The president and his top budget official, Office of Management and Budget Director Mick Mulvaney, are now threatening to upend those negotiations, however. As Mulvaney framed it in an interview with Bloomberg News on April 21, "We've finally boiled this negotiation down to something we want very badly that the Democrats really don't like and that's the border wall. At the same time, there's something they want very badly that we don't like very much, which are these cost-sharing reductions in the Obamacare payments." He expressed hope that this would be "the basis on which a negotiated resolution could be achieved." On Sunday, Mulvaney declined to rule out a government shutdown if the spending bill does not include wall funding, even though other White House officials have been trying to play down that possibility.

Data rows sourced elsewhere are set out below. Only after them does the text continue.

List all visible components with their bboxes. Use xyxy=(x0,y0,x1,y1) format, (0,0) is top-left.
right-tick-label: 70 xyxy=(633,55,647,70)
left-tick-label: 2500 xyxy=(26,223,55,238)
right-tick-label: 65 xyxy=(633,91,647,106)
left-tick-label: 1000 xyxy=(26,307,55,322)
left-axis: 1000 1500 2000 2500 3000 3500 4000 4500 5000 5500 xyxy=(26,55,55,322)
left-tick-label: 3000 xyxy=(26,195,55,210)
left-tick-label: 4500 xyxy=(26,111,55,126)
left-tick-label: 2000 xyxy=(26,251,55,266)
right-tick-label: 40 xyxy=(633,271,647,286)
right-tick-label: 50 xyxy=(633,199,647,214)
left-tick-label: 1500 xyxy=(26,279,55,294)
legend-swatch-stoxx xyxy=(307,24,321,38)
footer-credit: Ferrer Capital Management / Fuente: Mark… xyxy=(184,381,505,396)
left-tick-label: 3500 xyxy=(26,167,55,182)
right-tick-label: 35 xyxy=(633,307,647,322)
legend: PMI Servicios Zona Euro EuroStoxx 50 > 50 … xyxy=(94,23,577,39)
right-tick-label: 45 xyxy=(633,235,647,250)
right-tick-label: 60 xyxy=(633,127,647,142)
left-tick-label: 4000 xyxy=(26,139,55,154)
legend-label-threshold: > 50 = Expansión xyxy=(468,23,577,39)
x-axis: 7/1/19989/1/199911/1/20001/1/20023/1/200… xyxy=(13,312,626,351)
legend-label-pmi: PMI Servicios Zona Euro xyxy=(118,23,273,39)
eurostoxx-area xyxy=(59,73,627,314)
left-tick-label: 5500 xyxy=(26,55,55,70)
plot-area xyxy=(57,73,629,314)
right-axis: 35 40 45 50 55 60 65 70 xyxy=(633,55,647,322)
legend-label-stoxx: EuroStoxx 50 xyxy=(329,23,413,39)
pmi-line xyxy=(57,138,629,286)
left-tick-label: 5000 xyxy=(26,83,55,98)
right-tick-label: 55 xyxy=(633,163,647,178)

The problem for Mulvaney and the White House is that it's not just Democrats who "really don't like" the idea of a border wall with Mexico—which had been one of Trump's foremost campaign promises. Plenty of Republicans don't want to spend the billions of dollars that would be necessary to construct such a barrier, especially when most experts are skeptical that it would even have much impact on illegal-border crossings. As The Wall Street Journal reported on April 21, no member of Congress representing the Southwest border region—Democrat or Republican—supports Trump's 2017 request for $1.4 billion in border-wall funding. The border wall proposal is also unpopular among the general public. An Associated Press-NORC Center for Public Affairs Research poll released on April 6 found that 58 percent of Americans oppose the financing of a border wall, while 28 percent support the proposal. That's consistent with other public polling conducted in recent months.

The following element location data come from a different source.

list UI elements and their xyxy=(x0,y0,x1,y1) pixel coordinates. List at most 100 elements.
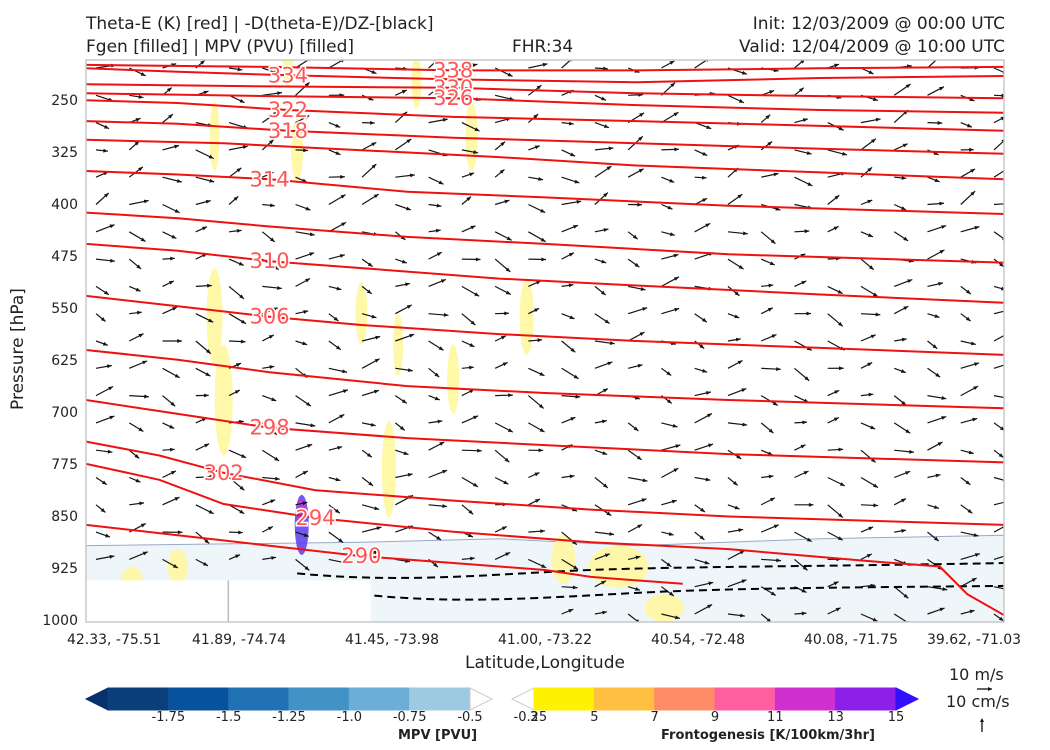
x-tick-label: 41.45, -73.98 xyxy=(344,632,440,648)
wind-arrow-head xyxy=(969,147,974,152)
wind-arrow-head xyxy=(200,60,205,65)
theta-e-contour xyxy=(86,63,1004,72)
wind-arrow-head xyxy=(203,90,209,95)
wind-arrow-head xyxy=(741,579,747,584)
wind-arrow-head xyxy=(333,316,339,322)
fgen-colorbar-swatch xyxy=(654,687,716,711)
wind-arrow-head xyxy=(705,391,711,395)
fgen-blob xyxy=(214,344,233,456)
wind-arrow-head xyxy=(138,427,144,432)
mpv-colorbar-swatch xyxy=(348,687,411,711)
wind-arrow-head xyxy=(974,225,980,230)
y-tick-label: 325 xyxy=(51,144,78,161)
wind-arrow-head xyxy=(607,361,613,366)
x-axis-title: Latitude,Longitude xyxy=(465,653,625,673)
wind-arrow-head xyxy=(504,199,510,204)
wind-arrow-head xyxy=(801,280,807,285)
fgen-blob xyxy=(519,278,534,355)
wind-arrow-head xyxy=(407,368,413,373)
wind-arrow-head xyxy=(204,539,210,544)
wind-arrow-head xyxy=(170,256,175,261)
wind-arrow-head xyxy=(606,511,612,516)
wind-arrow-head xyxy=(234,390,240,394)
wind-arrow-head xyxy=(875,117,881,122)
wind-arrow-head xyxy=(834,390,840,395)
fgen-blob xyxy=(167,549,188,584)
wind-arrow-head xyxy=(436,535,442,541)
wind-arrow-head xyxy=(534,145,540,150)
wind-arrow-head xyxy=(872,292,878,297)
wind-arrow-head xyxy=(375,335,381,340)
wind-arrow-head xyxy=(635,555,641,560)
colorbar-tick-label: -1.5 xyxy=(215,710,242,725)
fgen-blob xyxy=(465,101,478,172)
wind-arrow xyxy=(927,60,937,69)
wind-arrow-head xyxy=(400,235,406,240)
wind-arrow-head xyxy=(604,553,610,558)
wind-arrow-head xyxy=(144,394,149,399)
wind-arrow-head xyxy=(773,524,779,529)
wind-arrow-head xyxy=(339,414,345,419)
wind-arrow-head xyxy=(609,341,615,345)
wind-arrow-head xyxy=(736,454,742,459)
theta-e-contour xyxy=(86,170,1004,215)
wind-arrow-head xyxy=(468,509,474,515)
wind-arrow-head xyxy=(868,265,874,270)
wind-arrow-head xyxy=(838,126,844,131)
wind-arrow-head xyxy=(942,587,948,591)
wind-arrow-head xyxy=(508,393,513,398)
wind-arrow-head xyxy=(776,367,781,372)
wind-arrow-head xyxy=(770,239,776,244)
wind-arrow-head xyxy=(336,286,342,291)
wind-arrow-head xyxy=(573,565,579,570)
wind-arrow-head xyxy=(970,168,976,173)
wind-arrow-head xyxy=(706,125,712,129)
wind-arrow-head xyxy=(802,118,808,123)
wind-arrow-head xyxy=(405,206,411,211)
wind-arrow-head xyxy=(166,87,172,93)
wind-arrow-head xyxy=(271,397,277,402)
wind-arrow-head xyxy=(603,483,608,488)
wind-arrow-head xyxy=(842,151,848,156)
wind-arrow-head xyxy=(937,442,943,446)
wind-arrow-head xyxy=(941,416,947,420)
wind-arrow-head xyxy=(138,94,144,99)
wind-arrow-head xyxy=(935,473,941,478)
wind-arrow-head xyxy=(105,533,111,538)
wind-arrow-head xyxy=(1007,523,1012,527)
wind-arrow-head xyxy=(109,415,115,420)
theta-e-label: 290 xyxy=(341,544,381,568)
wind-arrow xyxy=(993,395,1004,399)
wind-arrow-head xyxy=(208,509,214,514)
wind-arrow-head xyxy=(233,196,239,201)
theta-e-contour xyxy=(86,523,683,585)
wind-arrow-head xyxy=(176,178,182,183)
wind-arrow-head xyxy=(401,259,407,264)
wind-arrow-head xyxy=(371,142,377,147)
wind-arrow-head xyxy=(574,179,580,184)
y-tick-label: 925 xyxy=(51,560,78,577)
wind-arrow-head xyxy=(368,481,374,486)
fgen-blob xyxy=(447,344,460,414)
fgen-colorbar-swatch xyxy=(774,687,837,711)
wind-arrow-head xyxy=(536,280,542,285)
wind-arrow-head xyxy=(740,613,745,618)
wind-arrow-head xyxy=(808,502,814,507)
wind-arrow-head xyxy=(633,426,639,431)
wind-arrow-head xyxy=(839,366,844,371)
wind-arrow-head xyxy=(209,474,215,479)
wind-arrow-head xyxy=(136,264,142,269)
wind-arrow-head xyxy=(337,445,343,450)
theta-e-contour xyxy=(86,294,1004,356)
wind-arrow-head xyxy=(807,182,813,186)
wind-arrow-head xyxy=(603,228,609,232)
wind-arrow-head xyxy=(708,581,714,586)
wind-arrow-head xyxy=(999,262,1004,267)
wind-arrow-head xyxy=(140,237,146,242)
wind-arrow-head xyxy=(767,307,773,312)
mpv-colorbar-swatch xyxy=(409,687,471,711)
wind-arrow-head xyxy=(903,236,909,241)
wind-arrow-head xyxy=(673,468,679,473)
wind-arrow-head xyxy=(438,180,444,185)
y-axis-title: Pressure [hPa] xyxy=(8,288,28,410)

To Patrick Griffin, an American University professor of government, risking a government shutdown on an issue like the border wall—one that lacks support from the public and even the White House's own party—"seems really masochistic." It would be a different debate if Trump was going to the mat over, say, defense spending, says Griffin, who was former President Clinton's director of legislative affairs during the 1995 government shutdown. Griffin doesn't think Republicans in Congress really want to pick a fight over a losing battle like border funding, an idea echoed by several Republican aides on Capitol Hill. Ultimately, that means Trump is likely to be faced with either vetoing a bipartisan- spending bill—and bearing sole responsibility for grinding the government to a halt—or giving in.

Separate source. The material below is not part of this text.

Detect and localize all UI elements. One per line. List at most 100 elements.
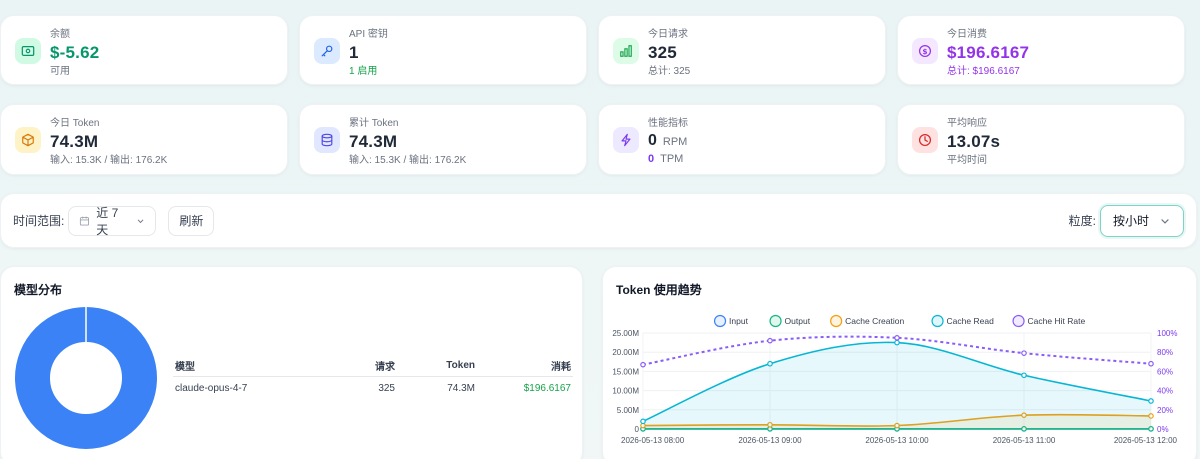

Democrats certainly don't seem at all inclined to back down, even as Mulvaney has tried to paint them as the intransigent ones. "We think we've given them a reasonable set of choices—things that they want in exchange for what we want. That's how it's supposed to work, and for some reason, we think this Democratic obstruction is not working," Mulvaney said Sunday on Fox News. Democratic leaders in Congress weren't having it. On NBC's Meet the Press on Sunday, House Minority Leader Nancy Pelosi was asked if there was any scenario in which Democrats would vote for a spending bill that included funding for a border wall, to which she replied, "The Democrats do not support the wall.… The Republicans have the votes in the House and the Senate and the White House to keep government open. The burden to keep it open is on the Republicans." Matt House, a spokesman for Senate Minority Leader Chuck Schumer, was even more emphatic in an April 21 statement: "The White House gambit to hold hostage health care for millions of Americans, in order to force American taxpayers to foot the bill for a wall that the president said would be paid for by Mexico, is a complete nonstarter."

For a party that does not control a single branch of government, Democrats suddenly find themselves in a powerful position. And they can thank the president, whose decision to stake the funding fight on a border wall has put the minority party "in the catbird seat," says Griffin—at least "for the moment."